Cocktails (and mocktails!) are a great way to kick off a holiday evening with family and friends, but over the long haul, you’ll want to have a few bottles of wine to get you through dinner. (Water, too, friends. Stay hydrated!) Pairing a rich, decadent Thanksgiving meal with wine is not an easy feat and relying on the recommendations of a specialty wine shop can leave your wallet empty. So we’re keeping it simple—and affordable—with our picks for the best wines for Thanksgiving.
And, yes, we consulted experts. So decide on white or red—or maybe get a few bottles of each—and relax. Everything will be delicious.
No matter what type of wine you go for, the most important thing is to look for everyday wines that go well with food, but can stay in the background. Think of wine as a quiet complement to the main event of the meal. As in, even if you’re willing to splurge on wine, Thanksgiving is not the time to open that $500 bottle of Barolo you’ve been saving.
To that end, stay away from wines that are particularly big and bold, or that have a lot of oak or wood flavor. Instead, look for wines with higher acidity (to help clean the palate of the many flavors that will bombard it) and a touch of sweetness.
Red WinePinot Noir is the most popular and versatile choice for a Thanksgiving red. Light bodied with bright and tart berry flavors, Pinot Noir is typically a better choice than a big, richly spiced Cabernet or a Merlot. In fact, though a single wine pairing for the whole Thanksgiving feast can be hard to pin down, a decent Pinot Noir comes incredibly close. It goes well with turkey and the fixings, too. (Mmmm… fixings.)
The exception to the Pinot Rule is if your meal will be heavy on very sweet sides like this Squash Pecan Sweet Potato Casserole or Apple-Cider Glazed Sweet Potatoes. In that case, consider a richer red wine like a Zinfandel or Grenache.
– Au Bon Climat Santa Barbara Pino Noir 2013 is an easy to drink, well balanced fruity wine that’s known for going with anything. Sounds perfect!
– Louis Jadot Beaujolais Villages 2014 is a crisp, fruit-forward, juicy wine with the flavor of ripe red berries and a nice mouth feel to wash it all down.
– Kaiken Ultra Malbec 2012 offers intensely fruity aromas with the flavor of blueberry and ripe plum, plus spicy notes from black pepper and rosemary. The acidity is balanced by the tannins, which makes for a good overall match for a turkey meal.
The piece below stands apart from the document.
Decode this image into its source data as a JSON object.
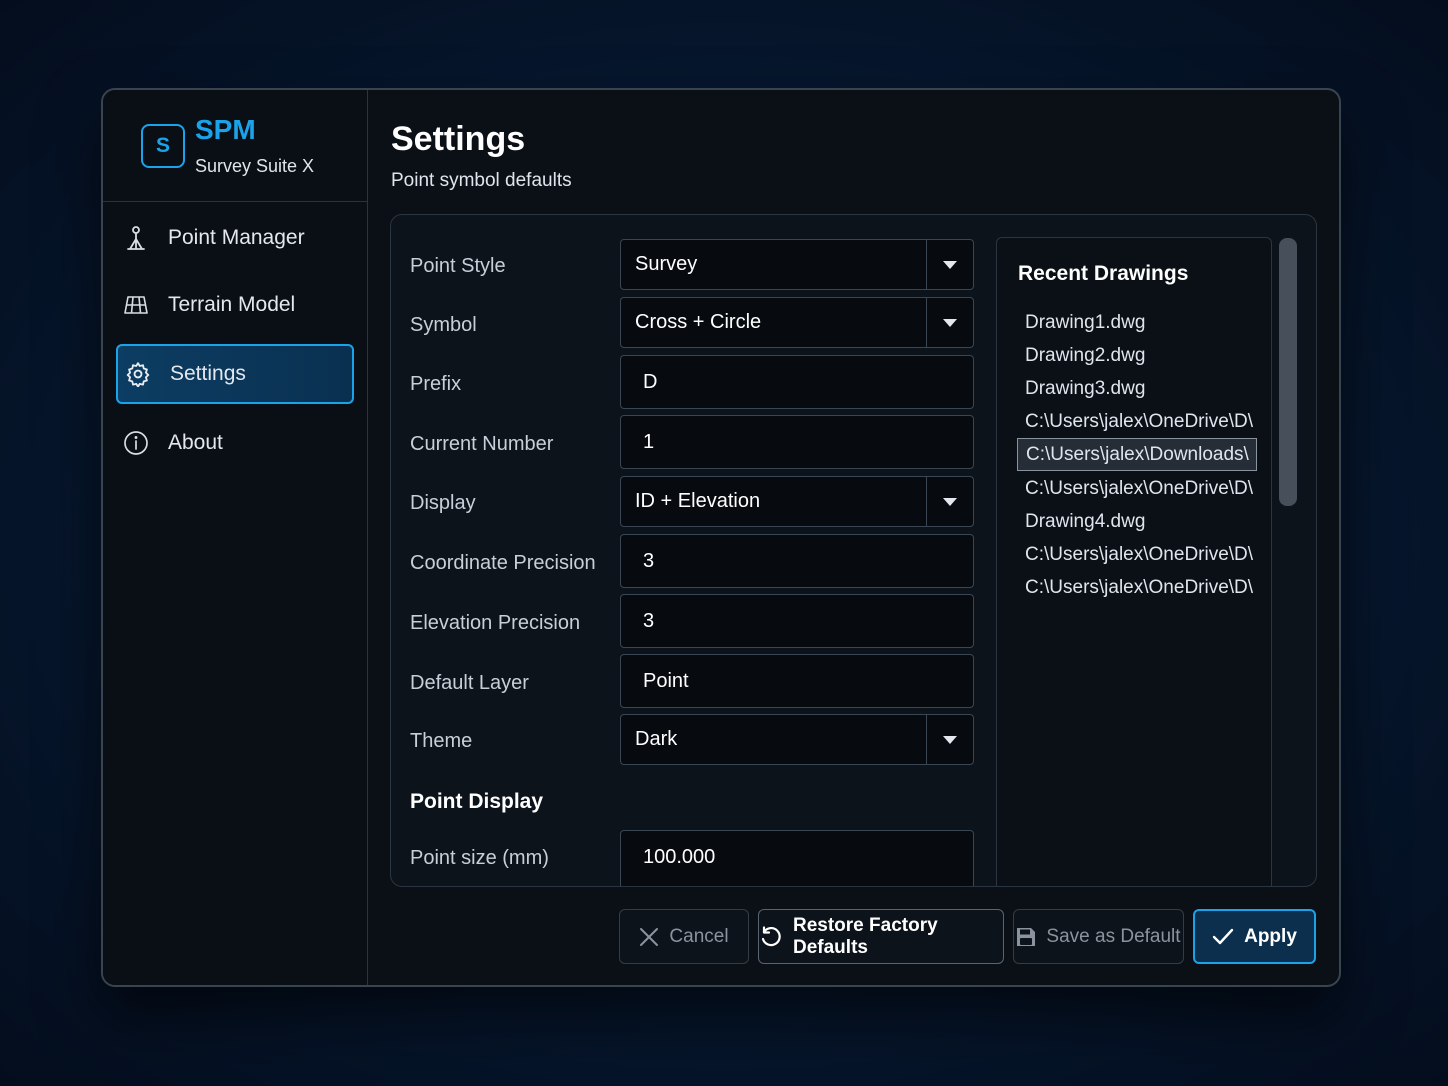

When it comes to whites, you can go one of two ways: a creamy, fuller-bodied white that has a touch of oak (my preference, because I think it’s more versatile), or with an aromatic, lighter-bodied white with fruit and floral notes which are a nice counterpoint to savory Thanksgiving foods.
– King Estate Acrobat Pinot Gris 2014 is a wine made from responsibly grown grapes in Oregon, one of our best wine producing regions. This sip is crispy, refreshing, and versatile—perfect for Thanksgiving.
– d’Arenberg The Hermit Crab Viognier Marsanne 2013 is a light, crispy wine with a mix of white stone fruit and sweet pineapple flavor—a hint of ginger, too. As this goes down, the sweet flavors finish into more savory ones that will remind you of raw almonds and spice, all of which go nicely with a Thanksgiving feast.
– You may associate Riesling with sweet wines, but they can be dry, too. Either way, they are a nice choice if you like floral wines. Pewsey Vale Eden Valley Riesling 2015 is a lovely wine with good value.
Look for these or similar wines at your local liquor or wine store. Though you may not be able to order online in time for Thanksgiving, all of our picks are available on Wine.com. These are all currently available for $22 or less/bottle, but please keep in mind that prices are subject to change and delivery and taxes differ by state. Cheers!